Защитник Драконьего гнезда. Том второй (СИ) - Субботина Айя. Страница 67

— Не подумай, что я против. Как раз наоборот, ты продолжаешь радовать меня, маленькая королева. Ты можешь стать хорошим пастухом. Каждая твоя победа - вклад в будущий лучший мир.

— Не тот мир, что ты собираешься построить на крови.

— Наивность — это недостаток, который проходит. У кого-то раньше, у кого-то позже. В твоем мире сильные с готовностью используют для грязной работы слабых, используют людское невежество, легковерность. Все средства хороши, когда впереди достойная цель.

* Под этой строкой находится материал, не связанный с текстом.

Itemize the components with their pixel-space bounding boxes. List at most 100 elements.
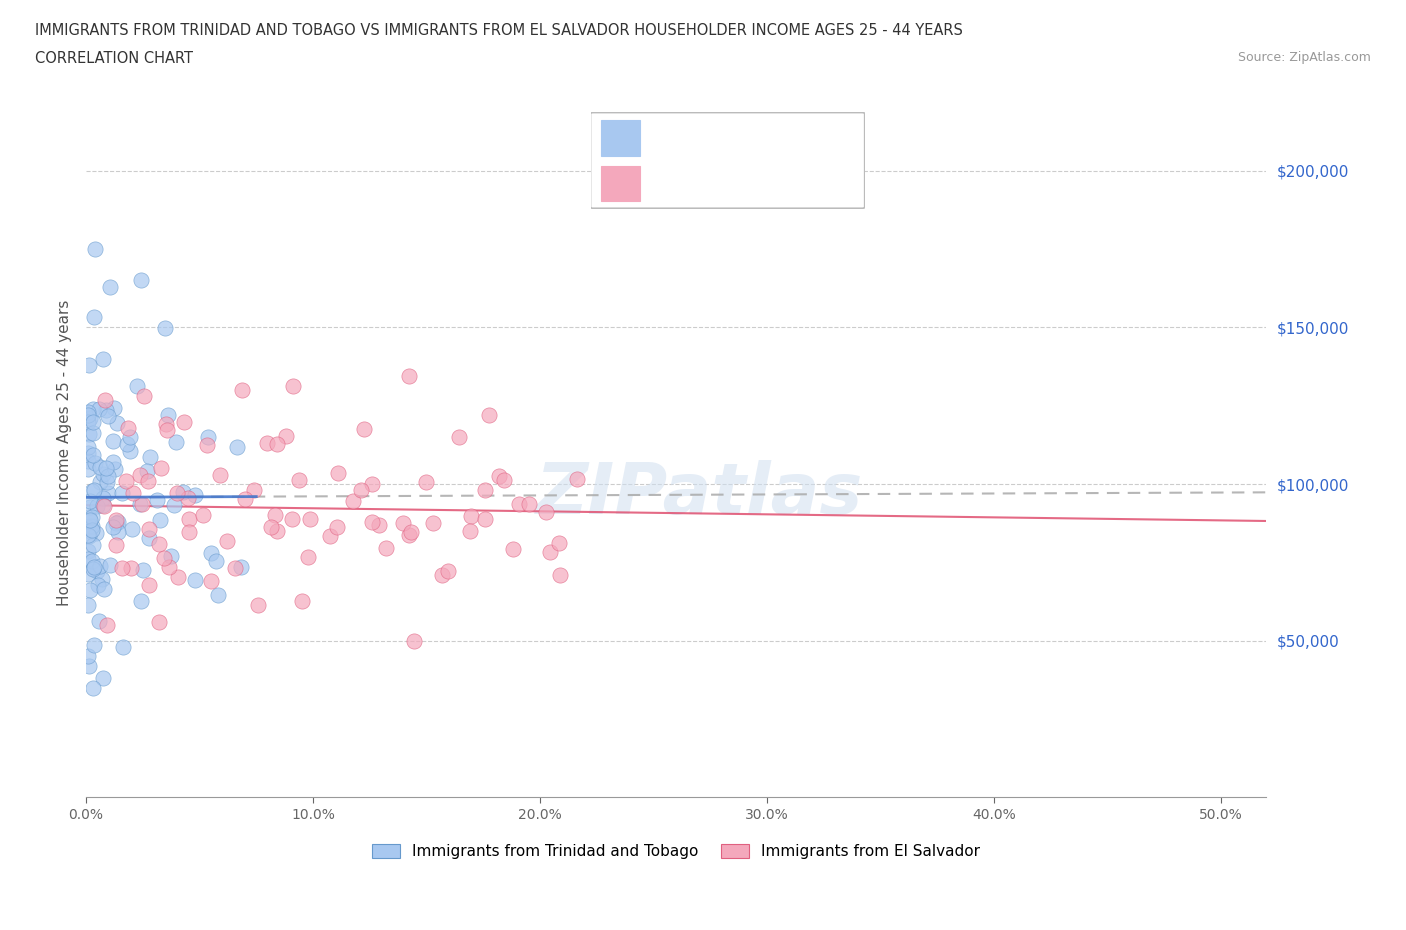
Point	[215, 533, 238, 548]
Point	[83, 310, 105, 325]
Point	[91, 352, 114, 366]
Point	[134, 389, 156, 404]
Point	[136, 473, 159, 488]
Point	[91, 498, 114, 512]
Point	[298, 512, 321, 526]
Point	[83, 483, 105, 498]
Text: ZIPatlas: ZIPatlas	[536, 459, 863, 528]
Point	[104, 461, 127, 476]
Text: N =  86: N = 86	[778, 176, 845, 193]
Point	[115, 437, 138, 452]
Point	[103, 401, 125, 416]
Point	[82, 680, 104, 695]
Point	[226, 440, 249, 455]
Point	[79, 524, 101, 538]
Text: IMMIGRANTS FROM TRINIDAD AND TOBAGO VS IMMIGRANTS FROM EL SALVADOR HOUSEHOLDER I: IMMIGRANTS FROM TRINIDAD AND TOBAGO VS I…	[35, 23, 963, 38]
Point	[460, 509, 482, 524]
Point	[297, 549, 319, 564]
Point	[508, 497, 530, 512]
Point	[402, 633, 425, 648]
Point	[80, 553, 103, 568]
Point	[131, 497, 153, 512]
Point	[89, 559, 111, 574]
Point	[111, 640, 134, 655]
Point	[534, 504, 557, 519]
Point	[156, 408, 179, 423]
Point	[458, 524, 481, 538]
Point	[82, 538, 104, 552]
Point	[399, 525, 422, 539]
Point	[148, 615, 170, 630]
Point	[105, 512, 128, 527]
Point	[422, 515, 444, 530]
Point	[117, 420, 139, 435]
Point	[177, 512, 200, 527]
Point	[281, 512, 304, 527]
Y-axis label: Householder Income Ages 25 - 44 years: Householder Income Ages 25 - 44 years	[58, 299, 72, 605]
Point	[266, 524, 288, 538]
Point	[125, 379, 148, 393]
Point	[77, 649, 100, 664]
Point	[79, 528, 101, 543]
Point	[118, 444, 141, 458]
Point	[83, 242, 105, 257]
Point	[96, 460, 118, 475]
Point	[391, 516, 413, 531]
Point	[77, 427, 100, 442]
Point	[138, 522, 160, 537]
Point	[97, 485, 120, 500]
Point	[77, 510, 100, 525]
Point	[197, 429, 219, 444]
Point	[79, 493, 101, 508]
Point	[96, 618, 118, 632]
Point	[478, 407, 501, 422]
Point	[77, 598, 100, 613]
Point	[200, 546, 222, 561]
Point	[121, 522, 143, 537]
Point	[82, 415, 104, 430]
Point	[567, 472, 589, 486]
Point	[233, 492, 256, 507]
Legend: Immigrants from Trinidad and Tobago, Immigrants from El Salvador: Immigrants from Trinidad and Tobago, Imm…	[366, 838, 986, 866]
Point	[548, 567, 571, 582]
Text: R = 0.008: R = 0.008	[651, 176, 741, 193]
Point	[129, 468, 152, 483]
Point	[107, 525, 129, 539]
Point	[79, 499, 101, 514]
Point	[77, 520, 100, 535]
Point	[91, 671, 114, 685]
Point	[86, 498, 108, 513]
Point	[266, 436, 288, 451]
Point	[342, 494, 364, 509]
Point	[398, 528, 420, 543]
Point	[165, 434, 187, 449]
Point	[138, 578, 160, 592]
Point	[281, 379, 304, 393]
Point	[129, 272, 152, 287]
Point	[77, 527, 100, 542]
Point	[160, 549, 183, 564]
Point	[98, 279, 121, 294]
Point	[208, 467, 231, 482]
Point	[274, 428, 297, 443]
Point	[86, 563, 108, 578]
Point	[195, 438, 218, 453]
Point	[224, 560, 246, 575]
Point	[502, 542, 524, 557]
Point	[77, 544, 100, 559]
Point	[101, 520, 124, 535]
Point	[517, 497, 540, 512]
Point	[82, 484, 104, 498]
Point	[350, 483, 373, 498]
Point	[538, 544, 561, 559]
Point	[229, 559, 252, 574]
Point	[122, 485, 145, 500]
Point	[374, 541, 396, 556]
Point	[149, 460, 172, 475]
Point	[155, 423, 177, 438]
Point	[82, 402, 104, 417]
Point	[105, 515, 128, 530]
Point	[177, 525, 200, 539]
Point	[77, 357, 100, 372]
Point	[97, 408, 120, 423]
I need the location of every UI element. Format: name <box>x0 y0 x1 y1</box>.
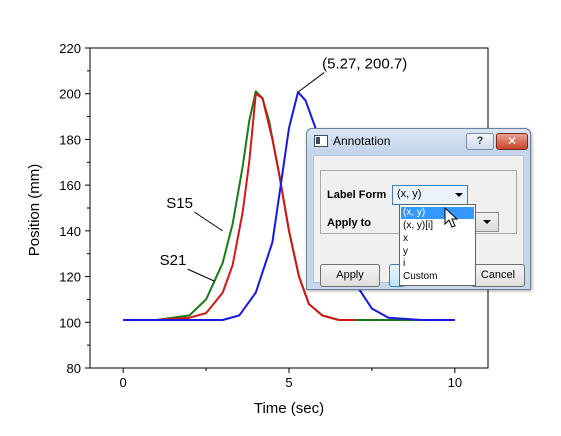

— Твоя цель не стоит даже грязи под нашими ногами, - почему-то сейчас я совсем его не боюсь, даже понимая, что боль, в которой он купал меня много раз, может вернуться в любой момент. Но сегодня он пришел не причинить мне боль, он пришел влезть в мою голову. - Кто ты? У тебя было детство? Ты пил свежее молоко? Бегал босяком по траве?

Тишина.

Только потрескивание костра. Но от него нет тепла. Только странный призрачный свет, за пределами которого ворочаются тяжелые неповоротливые создания. И мне даже кажется, что слышу, с каким трудом они вздыхают, перетаскивая непомерно огромные тела.

Но нет - здесь живет только костер.

— Думаешь, так сможешь до чего-то докопаться? - ему явно весело.

— Просто хочу узнать. Почему нет? Тебе есть, что скрывать? Кажется, обо мне ты знаешь слишком много. Я хочу узнать о тебе.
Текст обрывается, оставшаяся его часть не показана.